One evening during early fall, in the cramped quarters of her yellow Ford Fiesta, Pam stated in a matter-of-fact tone, that she would track me down in 10 years to see the sort of woman I married and take a gander at my sure-to-be, adorable kids. In that moment, she pulled the pivotal stick from the Jenga tower of my imaginary future, and left me in the rubble of an immoderate teenaged fantasy. Pam unapologetically, and truthfully, identified me as a footnote in her story. If she remembered me at all, it would be a as boy she dated junior year of high school. My intense focus on immediate feelings had blinded me to broader realities. Pam recognized that millions of unsewn stitches remained before the tapestry of her life would reveal its pattern. The aftermath of the breakup generated a howling inner void I attempted to fill with tears. In the absence of a wider perspective, I engaged in self-pity for weeks. A genuine fortune-teller might have saved me considerable angst by informing me I would meet Sandy, the genuine love of my life, a year later. With her as my witness and cheerleader, the reality of my journey has been fulfilling in ways far beyond the scope of my post-breakup, 18-year-old imagination. In time, Pam became a footnote in my life as the only girl who ever broke my heart.

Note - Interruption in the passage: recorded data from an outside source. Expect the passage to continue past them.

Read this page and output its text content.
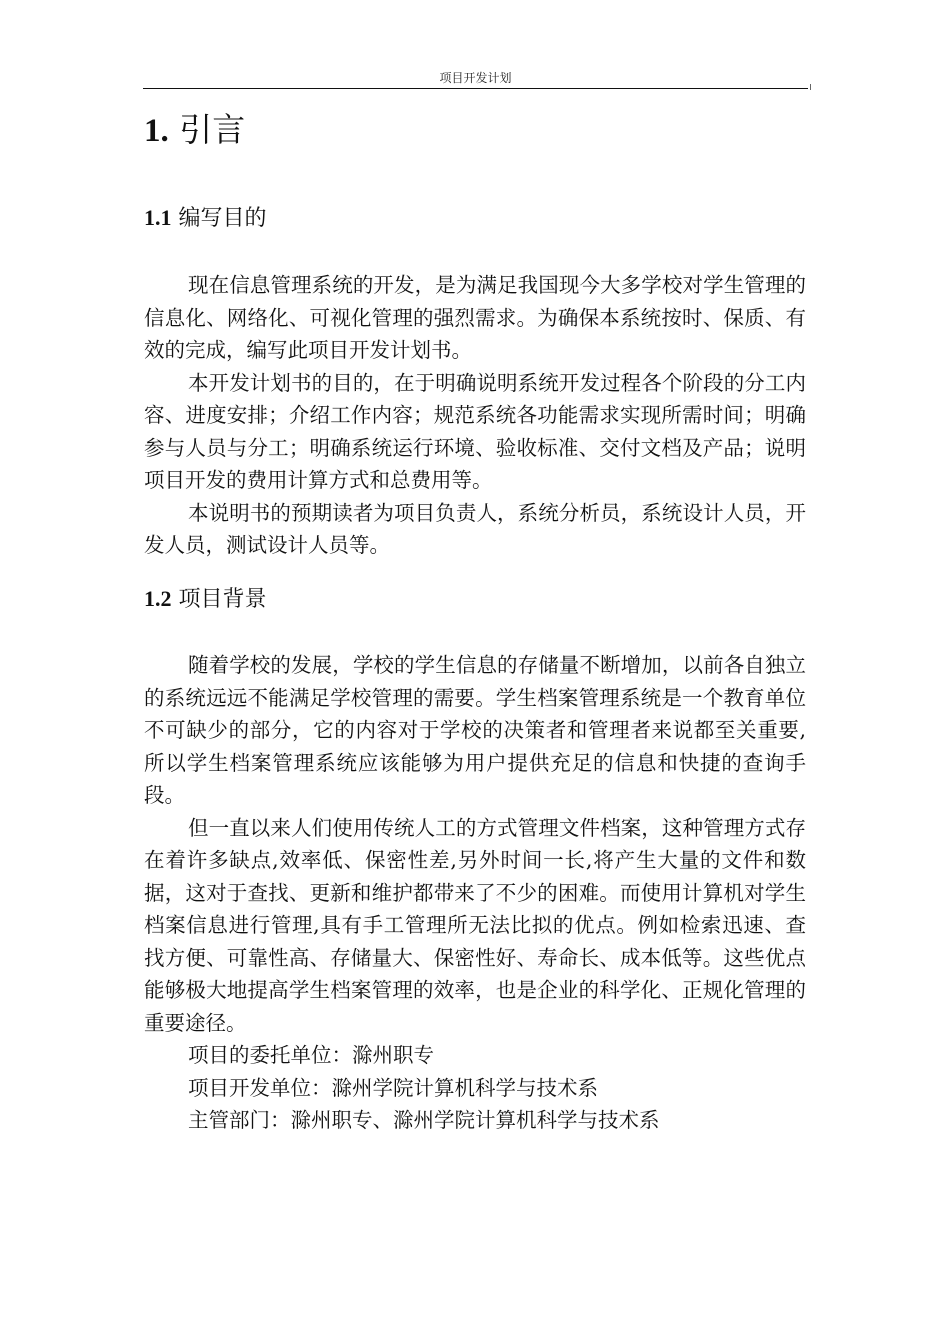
项目开发计划
1. 引言
1.1 编写目的

现在信息管理系统的开发，是为满足我国现今大多学校对学生管理的信息化、网络化、可视化管理的强烈需求。为确保本系统按时、保质、有效的完成，编写此项目开发计划书。

本开发计划书的目的，在于明确说明系统开发过程各个阶段的分工内容、进度安排；介绍工作内容；规范系统各功能需求实现所需时间；明确参与人员与分工；明确系统运行环境、验收标准、交付文档及产品；说明项目开发的费用计算方式和总费用等。

本说明书的预期读者为项目负责人，系统分析员，系统设计人员，开发人员，测试设计人员等。

1.2 项目背景

随着学校的发展，学校的学生信息的存储量不断增加，以前各自独立的系统远远不能满足学校管理的需要。学生档案管理系统是一个教育单位不可缺少的部分，它的内容对于学校的决策者和管理者来说都至关重要,所以学生档案管理系统应该能够为用户提供充足的信息和快捷的查询手段。

但一直以来人们使用传统人工的方式管理文件档案，这种管理方式存在着许多缺点,效率低、保密性差,另外时间一长,将产生大量的文件和数据，这对于查找、更新和维护都带来了不少的困难。而使用计算机对学生档案信息进行管理,具有手工管理所无法比拟的优点。例如检索迅速、查找方便、可靠性高、存储量大、保密性好、寿命长、成本低等。这些优点能够极大地提高学生档案管理的效率，也是企业的科学化、正规化管理的重要途径。

项目的委托单位：滁州职专

项目开发单位：滁州学院计算机科学与技术系

主管部门：滁州职专、滁州学院计算机科学与技术系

The CFAD family is currently experiencing a heartbreaking season of overwhelming sorrow. Multiple faculty and staff have lost parents, a child or a loved one during the last few months. Like an emotional wrecking ball, family issues have ransacked our lives. Health problems confront us and those we love. Last week, we encountered the unfathomable, senseless and tragic deaths of Mike and Rachel Walker, who were keenly and beautifully integrated into the lives of CFAD students and faculty for decades. Even with mid-life perspective, and a long wake of the journey behind us, these events cut the anchor chains of cherished assumptions and beliefs and leave us emotionally and spiritually adrift. Developing scar tissue on the heart takes time, and each of us requires differing types of care. It is my hope that in this period of intense grief and emotional upheaval, we will expand our capacities for thoughtfulness. Colleagues are suffering in stunned disbelief while reimagining the puzzle of their lives with vital pieces missing. Please allow coworkers the benefit of the doubt, and remember that powerful, raw emotions lurk just beneath the surface. Life will not be the same, but there will be joy and fulfillment again. It will take time, compassion, patience and empathy to weather the journey. Let’s be there for each other.